加藤貴光さん(当時=法・2年)の母、加藤りつこさんが1月17日に神戸市中央区の東遊園地で開催された「阪神・淡路大震災 1.17のつどい」に訪れ、午前5時46分に竹灯籠(とうろう)の炎の前で黙とうを捧げた。【1月17日 神戸大NEWS NET=UNN】?

 今年の1月17日は日曜日ということもあり、東遊園地には例年以上に多くの人々が集まった。「竹灯籠(どうろう)の炎が揺れてて、それがまるで亡くなった人の姿のような気がして」と、りつこさんはじっと炎を見つめていた。
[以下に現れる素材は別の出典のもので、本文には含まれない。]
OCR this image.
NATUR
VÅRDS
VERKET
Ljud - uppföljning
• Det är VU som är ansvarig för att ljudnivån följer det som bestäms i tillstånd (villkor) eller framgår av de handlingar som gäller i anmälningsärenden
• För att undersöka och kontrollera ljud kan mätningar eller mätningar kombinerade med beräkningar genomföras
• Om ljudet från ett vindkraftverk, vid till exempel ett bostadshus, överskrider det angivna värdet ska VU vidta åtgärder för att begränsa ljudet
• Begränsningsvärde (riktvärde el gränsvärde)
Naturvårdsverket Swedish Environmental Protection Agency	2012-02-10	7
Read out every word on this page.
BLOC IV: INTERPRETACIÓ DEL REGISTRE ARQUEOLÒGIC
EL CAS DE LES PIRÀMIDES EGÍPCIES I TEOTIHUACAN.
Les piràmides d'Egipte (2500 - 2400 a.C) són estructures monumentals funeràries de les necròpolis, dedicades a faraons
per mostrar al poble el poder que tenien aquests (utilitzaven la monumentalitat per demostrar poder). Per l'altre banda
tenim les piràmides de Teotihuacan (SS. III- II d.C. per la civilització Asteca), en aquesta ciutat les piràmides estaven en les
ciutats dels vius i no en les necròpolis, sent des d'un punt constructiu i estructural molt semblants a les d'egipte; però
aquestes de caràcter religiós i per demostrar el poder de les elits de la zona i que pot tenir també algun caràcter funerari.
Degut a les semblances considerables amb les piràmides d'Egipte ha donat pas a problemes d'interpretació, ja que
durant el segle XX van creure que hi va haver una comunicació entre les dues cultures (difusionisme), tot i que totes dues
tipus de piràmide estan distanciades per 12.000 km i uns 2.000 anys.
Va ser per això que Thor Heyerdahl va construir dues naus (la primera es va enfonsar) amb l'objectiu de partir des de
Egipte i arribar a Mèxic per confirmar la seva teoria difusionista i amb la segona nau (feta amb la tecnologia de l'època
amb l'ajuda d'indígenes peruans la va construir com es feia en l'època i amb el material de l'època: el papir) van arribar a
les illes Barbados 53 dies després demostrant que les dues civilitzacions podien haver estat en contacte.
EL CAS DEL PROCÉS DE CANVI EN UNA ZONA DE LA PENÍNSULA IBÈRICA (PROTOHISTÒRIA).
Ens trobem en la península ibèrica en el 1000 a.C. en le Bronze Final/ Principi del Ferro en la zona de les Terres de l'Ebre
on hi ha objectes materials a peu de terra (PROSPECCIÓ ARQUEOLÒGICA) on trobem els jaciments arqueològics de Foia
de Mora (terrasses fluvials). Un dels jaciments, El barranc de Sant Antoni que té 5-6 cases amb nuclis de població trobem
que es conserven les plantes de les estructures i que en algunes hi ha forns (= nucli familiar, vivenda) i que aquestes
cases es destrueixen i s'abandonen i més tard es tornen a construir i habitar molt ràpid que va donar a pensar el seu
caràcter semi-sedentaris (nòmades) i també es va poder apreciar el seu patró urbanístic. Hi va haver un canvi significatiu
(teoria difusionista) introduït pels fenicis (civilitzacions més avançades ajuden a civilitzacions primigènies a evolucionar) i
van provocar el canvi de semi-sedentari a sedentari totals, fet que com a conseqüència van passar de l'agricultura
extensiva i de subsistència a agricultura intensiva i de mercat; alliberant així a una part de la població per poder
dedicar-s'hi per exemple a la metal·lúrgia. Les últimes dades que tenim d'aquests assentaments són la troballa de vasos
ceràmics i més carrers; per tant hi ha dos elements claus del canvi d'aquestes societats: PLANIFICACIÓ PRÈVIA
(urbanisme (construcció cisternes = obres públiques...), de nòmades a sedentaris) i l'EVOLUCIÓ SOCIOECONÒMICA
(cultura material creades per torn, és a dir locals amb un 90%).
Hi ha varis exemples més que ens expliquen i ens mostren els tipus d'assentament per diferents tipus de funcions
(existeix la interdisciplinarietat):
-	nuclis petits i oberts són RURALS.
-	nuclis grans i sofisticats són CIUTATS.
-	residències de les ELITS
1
黙とうを捧げた後、「慰霊と復興のモニュメント」に献花し、多くの犠牲者の名前が展示してあるモニュメントの地下の展示室で「加藤 貴光」と彫られたプレートを何度も丁寧に撫でた。?

 時折涙ぐみながら黙とうや献花を行ったりつこさん。15年という月日については「毎年と何も変わりません。いつも、毎日思っていたことは、21年間親子としていてくれてありがとう、というただそれだけ」と言葉を詰まらせた。?

 貴光さんは「自分はこの地球で何か役割があるはずだ」という信念のもと、戦争を起こさない何かをする人になりたい、と一生懸命生きていた。「1日が24時間と誰が決めたのか」と言うほど、勉強やサークル活動、バイトにも熱心だったという。「これだけまい進していたのにそれが途中でできなくなって、息子が『役割をはたせなかった』ことにすごく無念で無念で、悔しさを感じました」とりつこさんは話す。
 しかし、貴光さんが生前りつこさんに渡した手紙を偶然見つけた奥野勝利さんが2007年に曲をつけ、「親愛なる母上様」という歌にしてコンサートを開くようになってからは、大きく気持ちが変化した。「コンサートで(息子より)一回りも若い方たちが歌を聴いて涙を流し、何かを感じてくれる時に、あの子の役割が果たせた気がします」とりつこさん。無念さや悔しさの中でも安どを感じ、前向きになり始めることができた。?

   これからもコンサート活動は続けていく。「震災を知らない世代にも自分が体験した事を小、中学生に話し、命がどれだけ大切なものなのか、そして震災で一生懸命生きてきた21歳のお兄ちゃんが亡くなってしまったことを伝えていきたい」と、りつこさんはほほえんだ。